We’ve finally reached a point where designers and developers understand the full potential of the web and have a greater concept of the overall picture. Today, a web designer not only understands good layout and color principles, but how search engines work and how code and images affect page load times. Designers also want to know how code works, what makes a website usable, and how search engine optimization works– they design sites to make the most of these factors, rather than trying to force a print design to work on the web.

The most recent factor thrown into the mix, however, is the ever-increasing array of Internet-ready devices. Today people are surfing the web with smartphones and tablets as well as desktop computers, and new devices are constantly being released.  The idea of a fixed size page has to be completely thrown out, which was not something that was ever a big issue in print design. Web design has to be a lot more flexible.

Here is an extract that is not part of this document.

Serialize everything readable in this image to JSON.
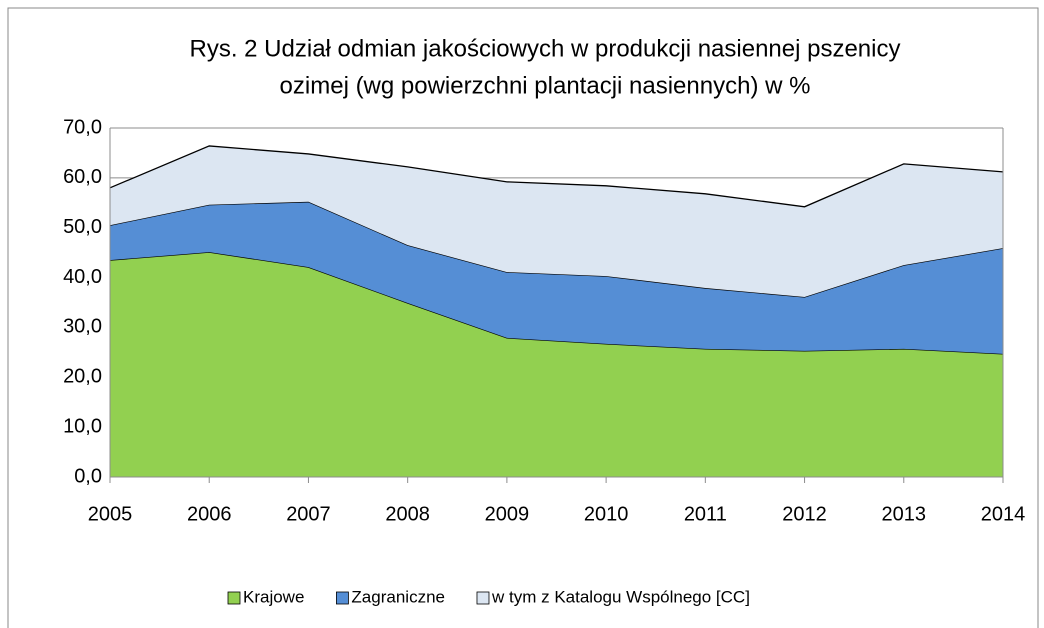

Responding to the challenge of designing for many devices

The initial response to this challenge was to create different versions of a website designed to look good on different devices — typically, a smaller version of a website was created for mobile use. This approach isn’t bad, but has its disadvantages:

  • Websites become harder to update because there is more than one version of them — essentially, all updates have to be made in more than one place
  • Alternate versions often leave out information from the desktop site

To get away from these problems, the idea we’re pushing towards is “one web” — the concept that there is one set of information no matter what device you’re using. Concepts like adaptive and responsive design use CSS, which is the coding language we talked about earlier, to shift and re-position the content of a website to adapt to the device automatically. This way, the same content is being presented, only in a way that is easy to use on any device.

The future of web design

Smartphones are already influencing the way websites are designed, and this trend will increase. There will be a lot of pour-over from the way apps work. Websites will start to be thought of less in the sense of a series of pages, and more in terms of interactions — resulting in an improvement in the user experience. For example, when a user clicks on a news article, the article will open on top of the current page rather than on a completely new page. Screens will slide over to reveal a menu underneath.

Content will also become a lot more personalized. Despite increasing concerns about privacy, the reality is that the technology we use knows a lot about us. The content we access will become more personalized based on things like our browsing habits, our location, and the interests of our connections on social media networks.

How can you prepare your website for the future?

The most important thing is to invest in responsive design. The mobile takeover is already a reality, so this isn’t just a future thing. Again, the idea of responsive design is that the design will adapt to literally any size device, not just those that are currently available. Eventually, all websites will likely be responsive.

Seek the advice of your web designer or developer. The web design community is great at sharing ideas and staying current on the latest and greatest, and good designers work hard to stay ahead of the curve. The bottom line is that making antiquated design or functionality decisions can put an immediate date on your website, and an outdated website has been shown to negatively affect the trust that a user places in your brand.